Hermine Karapetian
“La Russie recherche actuellement des voies stratégiques alternatives, et le ‘couloir de Zangezur’ se constitue en un mécanisme très fiable pour contourner les sanctions occidentales”, a déclaré le juriste Artashes Khalatyan dans une conversation avec « Haykakan Zhamanak ». Il a ajouté que c’est la raison pour laquelle la Russie n’a besoin d’aucune juridiction étatique pour s’étendre sur ce corridor.
“C’est pourquoi la Fédération de Russie refuse d’exploiter cette route même sous la juridiction de la République d’Arménie. Elle a besoin que cette route ait un caractère extraterritorial. Fondamentalement, en examinant la situation autour de la Russie, nous comprenons que la nécessité de suivre cette voie devient de plus en plus pressante. La Russie formule des exigences de plus en plus ouvertes et claires, mais également interdites par le droit international, à l’égard de l’Arménie. Elle tente même d’ignorer la position de l’Iran et, dans une certaine mesure, de réprimer l’Iran”, a-t-il déclaré.

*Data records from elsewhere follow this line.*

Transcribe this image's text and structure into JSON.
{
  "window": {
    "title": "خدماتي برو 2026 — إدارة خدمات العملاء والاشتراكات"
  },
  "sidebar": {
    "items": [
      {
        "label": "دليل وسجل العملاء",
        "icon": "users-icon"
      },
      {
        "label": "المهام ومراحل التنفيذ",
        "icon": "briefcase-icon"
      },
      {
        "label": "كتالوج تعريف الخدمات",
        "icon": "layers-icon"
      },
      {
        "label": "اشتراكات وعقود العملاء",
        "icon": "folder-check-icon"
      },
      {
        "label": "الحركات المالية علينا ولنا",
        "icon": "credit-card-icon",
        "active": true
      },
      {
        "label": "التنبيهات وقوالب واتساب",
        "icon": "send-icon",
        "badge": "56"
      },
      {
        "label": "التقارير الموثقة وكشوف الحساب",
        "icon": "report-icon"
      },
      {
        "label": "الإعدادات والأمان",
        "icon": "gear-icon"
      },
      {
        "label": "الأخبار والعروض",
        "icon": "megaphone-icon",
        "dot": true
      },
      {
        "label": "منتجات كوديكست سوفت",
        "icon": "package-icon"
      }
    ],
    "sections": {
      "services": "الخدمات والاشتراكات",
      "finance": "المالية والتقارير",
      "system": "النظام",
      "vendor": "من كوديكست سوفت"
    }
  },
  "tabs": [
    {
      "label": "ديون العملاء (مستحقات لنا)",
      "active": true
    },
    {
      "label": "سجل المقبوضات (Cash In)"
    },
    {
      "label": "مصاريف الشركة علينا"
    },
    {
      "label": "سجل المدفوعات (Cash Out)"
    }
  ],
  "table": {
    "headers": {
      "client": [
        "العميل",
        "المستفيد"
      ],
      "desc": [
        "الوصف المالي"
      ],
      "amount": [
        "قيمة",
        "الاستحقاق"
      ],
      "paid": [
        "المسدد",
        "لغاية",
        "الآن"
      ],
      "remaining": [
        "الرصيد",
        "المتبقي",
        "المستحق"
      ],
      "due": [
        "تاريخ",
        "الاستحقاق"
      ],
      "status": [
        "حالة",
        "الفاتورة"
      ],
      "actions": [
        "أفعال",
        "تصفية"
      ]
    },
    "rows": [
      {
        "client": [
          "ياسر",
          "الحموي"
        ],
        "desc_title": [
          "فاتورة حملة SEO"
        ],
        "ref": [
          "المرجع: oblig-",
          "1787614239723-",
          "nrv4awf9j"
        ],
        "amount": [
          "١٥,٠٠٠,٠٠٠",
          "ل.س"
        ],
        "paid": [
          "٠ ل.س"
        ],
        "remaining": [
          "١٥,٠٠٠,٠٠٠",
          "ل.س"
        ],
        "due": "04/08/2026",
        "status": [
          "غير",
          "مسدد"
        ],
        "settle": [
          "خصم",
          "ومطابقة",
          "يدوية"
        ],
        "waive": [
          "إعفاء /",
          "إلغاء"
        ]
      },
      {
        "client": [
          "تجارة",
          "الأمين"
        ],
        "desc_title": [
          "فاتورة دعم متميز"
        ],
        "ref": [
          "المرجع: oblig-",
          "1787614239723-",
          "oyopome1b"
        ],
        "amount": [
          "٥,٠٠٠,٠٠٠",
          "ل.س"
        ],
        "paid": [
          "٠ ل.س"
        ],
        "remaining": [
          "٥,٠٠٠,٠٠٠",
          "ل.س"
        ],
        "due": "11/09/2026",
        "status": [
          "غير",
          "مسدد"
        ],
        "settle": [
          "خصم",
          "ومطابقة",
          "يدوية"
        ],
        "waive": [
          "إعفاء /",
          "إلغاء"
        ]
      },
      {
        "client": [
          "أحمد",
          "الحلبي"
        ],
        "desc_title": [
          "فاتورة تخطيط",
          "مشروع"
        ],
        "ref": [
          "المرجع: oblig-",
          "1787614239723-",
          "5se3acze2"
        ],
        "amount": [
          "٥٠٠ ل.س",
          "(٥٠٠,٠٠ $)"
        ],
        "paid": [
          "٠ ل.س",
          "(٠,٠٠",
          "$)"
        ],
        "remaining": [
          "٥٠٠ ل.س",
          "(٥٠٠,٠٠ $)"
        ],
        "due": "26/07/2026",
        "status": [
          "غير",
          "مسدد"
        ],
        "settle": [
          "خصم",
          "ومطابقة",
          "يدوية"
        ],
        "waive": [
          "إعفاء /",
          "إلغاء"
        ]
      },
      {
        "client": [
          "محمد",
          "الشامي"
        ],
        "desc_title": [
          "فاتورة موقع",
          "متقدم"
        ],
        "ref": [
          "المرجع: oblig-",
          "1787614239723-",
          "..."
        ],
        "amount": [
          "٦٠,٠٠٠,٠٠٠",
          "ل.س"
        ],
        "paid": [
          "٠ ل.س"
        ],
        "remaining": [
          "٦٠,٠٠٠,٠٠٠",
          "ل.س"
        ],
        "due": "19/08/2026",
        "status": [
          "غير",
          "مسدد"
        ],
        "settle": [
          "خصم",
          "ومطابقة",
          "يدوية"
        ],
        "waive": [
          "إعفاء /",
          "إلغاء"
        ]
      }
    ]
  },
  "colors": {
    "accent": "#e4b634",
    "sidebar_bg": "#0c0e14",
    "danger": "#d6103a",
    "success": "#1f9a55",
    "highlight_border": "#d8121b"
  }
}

Interrogé sur la question de savoir si la Russie revendique de facto un territoire arménien, Khalatyan répond par l’affirmative. “Du point de vue du droit international, cela constitue une menace ou une action contre l’intégrité territoriale de la République d’Arménie.”
En même temps, Khalatyan précise que le projet du “corridor de Zangezur” n’est pas une nouveauté, mais plutôt une reprise du projet conçu par la Russie bolchevique avec l’Azerbaïdjan lorsque Garegin Nzhdeh dirigeait l’opposition à Syunik. “Il n’y a rien de nouveau, seul le nom et l’emballage diplomatique ont changé. De leur point de vue, ils ont correctement diagnostiqué que sans la pleine souveraineté de Syunik, l’Arménie deviendrait un État paralysé, ce qui conduirait à une fin progressive et inévitable. Les mêmes acteurs continuent d’avoir pour objectif de briser l’épine dorsale de l’État arménien”, affirme Khalatyan avec conviction.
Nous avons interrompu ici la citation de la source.